Required Kettle of Soup

Speaking of liquor licenses, if you own one for a bar in the state of Nebraska, you’d be wise to hire a decent chef and give them a good stock pot, because the “Equality Before the Law State” demands that if you sell beer, you must also simultaneously brew a kettle of soup. Now, I get the food and drink combination as it’s a natural pairing, but why specifically soup? Do they count bisques, consommés, and stews, or does it specifically have to be soup?

No Beer in Bed

If you cross the border into Iowa, I’d recommend that men utilize the old 1950s television arrangement of sleeping in separate beds if you’re married, because it’s illegal to drink beer while in bed with your wife. She can have all she wants, and you’re still fine if you’re a wine or hard liquor drinker though. I guess it’s only beer that leads to amorous behavior. I mean, how often do you hear of wine goggles?

Cash Register Radius

Even the highly liberal sunshine state of California, the nexus of the American wine industry, gets in on the curious rule making. If you own a store in the state of California and happen to sell both alcohol and motor fuel, you’re not allowed to display the alcohol within 5 feet of your cash registers. We don’t want to promote drinking and driving after all, so better make sure it’s at least 6 feet away since that’s less tempting.

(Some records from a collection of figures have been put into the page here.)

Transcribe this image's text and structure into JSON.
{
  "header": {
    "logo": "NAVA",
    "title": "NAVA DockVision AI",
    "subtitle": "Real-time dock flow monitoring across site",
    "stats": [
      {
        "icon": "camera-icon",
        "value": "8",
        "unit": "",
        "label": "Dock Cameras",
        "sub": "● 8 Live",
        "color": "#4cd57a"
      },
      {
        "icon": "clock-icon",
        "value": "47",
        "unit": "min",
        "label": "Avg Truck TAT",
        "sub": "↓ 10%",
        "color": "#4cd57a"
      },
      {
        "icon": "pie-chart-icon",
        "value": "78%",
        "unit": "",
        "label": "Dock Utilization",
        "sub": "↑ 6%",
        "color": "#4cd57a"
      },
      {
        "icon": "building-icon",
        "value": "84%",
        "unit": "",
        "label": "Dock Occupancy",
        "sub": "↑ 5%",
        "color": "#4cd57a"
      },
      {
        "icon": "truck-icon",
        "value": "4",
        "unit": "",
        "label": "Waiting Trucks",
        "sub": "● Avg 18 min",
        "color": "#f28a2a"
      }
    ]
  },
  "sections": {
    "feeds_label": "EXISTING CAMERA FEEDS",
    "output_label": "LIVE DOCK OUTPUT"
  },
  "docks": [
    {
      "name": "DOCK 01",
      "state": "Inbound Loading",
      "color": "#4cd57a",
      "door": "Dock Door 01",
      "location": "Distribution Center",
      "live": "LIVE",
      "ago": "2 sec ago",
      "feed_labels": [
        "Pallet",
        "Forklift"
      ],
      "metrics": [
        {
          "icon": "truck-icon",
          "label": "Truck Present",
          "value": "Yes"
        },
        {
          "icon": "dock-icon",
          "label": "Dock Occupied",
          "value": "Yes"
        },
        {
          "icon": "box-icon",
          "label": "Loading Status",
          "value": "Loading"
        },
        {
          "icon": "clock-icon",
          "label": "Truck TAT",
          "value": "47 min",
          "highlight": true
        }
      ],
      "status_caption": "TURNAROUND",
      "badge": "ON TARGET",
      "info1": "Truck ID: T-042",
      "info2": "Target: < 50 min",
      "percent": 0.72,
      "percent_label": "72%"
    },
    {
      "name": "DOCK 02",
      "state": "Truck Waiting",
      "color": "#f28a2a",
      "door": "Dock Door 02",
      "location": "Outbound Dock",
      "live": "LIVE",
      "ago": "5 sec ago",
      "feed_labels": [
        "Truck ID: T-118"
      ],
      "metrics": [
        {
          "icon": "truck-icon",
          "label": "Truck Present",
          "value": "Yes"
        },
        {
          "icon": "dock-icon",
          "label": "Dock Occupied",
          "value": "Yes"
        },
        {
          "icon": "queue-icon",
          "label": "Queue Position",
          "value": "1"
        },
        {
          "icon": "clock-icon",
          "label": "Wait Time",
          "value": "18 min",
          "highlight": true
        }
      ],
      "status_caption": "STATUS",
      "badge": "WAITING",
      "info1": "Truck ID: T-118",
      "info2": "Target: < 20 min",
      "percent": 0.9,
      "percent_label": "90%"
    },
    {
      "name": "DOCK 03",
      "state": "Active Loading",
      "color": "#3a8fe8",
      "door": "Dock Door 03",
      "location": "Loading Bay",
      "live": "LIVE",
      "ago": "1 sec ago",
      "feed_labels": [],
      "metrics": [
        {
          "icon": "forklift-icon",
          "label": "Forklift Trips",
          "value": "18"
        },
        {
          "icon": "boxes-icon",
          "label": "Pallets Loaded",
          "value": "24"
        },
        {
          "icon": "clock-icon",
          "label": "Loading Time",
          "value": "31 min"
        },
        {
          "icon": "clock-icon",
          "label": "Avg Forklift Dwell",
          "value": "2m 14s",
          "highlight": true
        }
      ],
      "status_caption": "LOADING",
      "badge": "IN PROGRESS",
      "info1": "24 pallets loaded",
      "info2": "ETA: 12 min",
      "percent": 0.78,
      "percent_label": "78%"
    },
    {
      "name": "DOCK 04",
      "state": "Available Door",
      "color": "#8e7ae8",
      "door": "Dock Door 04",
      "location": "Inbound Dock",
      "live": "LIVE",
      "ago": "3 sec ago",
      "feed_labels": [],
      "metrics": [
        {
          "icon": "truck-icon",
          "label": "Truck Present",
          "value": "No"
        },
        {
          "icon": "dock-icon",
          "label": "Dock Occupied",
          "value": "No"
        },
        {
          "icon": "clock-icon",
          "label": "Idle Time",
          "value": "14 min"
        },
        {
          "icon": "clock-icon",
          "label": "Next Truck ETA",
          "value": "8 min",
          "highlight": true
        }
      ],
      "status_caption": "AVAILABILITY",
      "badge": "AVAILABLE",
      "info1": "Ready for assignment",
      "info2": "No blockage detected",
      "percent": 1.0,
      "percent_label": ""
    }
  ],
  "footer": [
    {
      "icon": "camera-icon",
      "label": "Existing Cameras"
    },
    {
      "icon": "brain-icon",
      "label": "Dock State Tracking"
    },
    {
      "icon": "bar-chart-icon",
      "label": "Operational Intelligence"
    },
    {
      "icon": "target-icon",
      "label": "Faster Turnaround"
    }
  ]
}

No Beer from a Bucket While Sitting on Curb

The city of St. Louis, Missouri, corporate home of Anheuser-Busch (at least it was before the Belgians bought the company), decided that no one should be allowed to sit on a street curb and drink beer from a bucket. Only buckets are outlawed though, so carafes, tureens, ceramic jars, or even troughs are all acceptable containers. However, be careful not to leave your trough behind, because anyone under the age of 21 handling your empty container is considered being in illegal possession of alcohol under state laws.

$10,000 Gift Bag

While shopping for wine gifts in New York, make sure to plan for two stops as you can buy the wine, the wine glasses, stoppers, pourers, corkscrews, etc., etc. at any eligible shop with a liquor license, but you can’t buy the gift bag. It’s a $10,000 fine.

Winter Entertainment

If you’re a fall down drunk, I highly recommend moving to Minnesota. Most states and localities ban public intoxication, but the “L’Etoile du Nord State” has specifically not made public intoxication a crime under the 1999 statute 340A.902. I guess drunk watching is a form of entertainment in the bitter cold winter.

No Refreshing Booze

The one odd federal law to toss into the mix comes from the Bureau of Alcohol, Tobacco, and Firearms. It’s carried over to the current TTB as well. Producers are not allowed to use the word “refreshing” to describe their product.  So, even though the TTB doesn’t allow it, enjoy a “refreshing” cold alcoholic beverage this summer.

Just remember to drink responsibly and don’t give it to a moose or fish, drink it from a bucket on the curb, or with your wife in bed.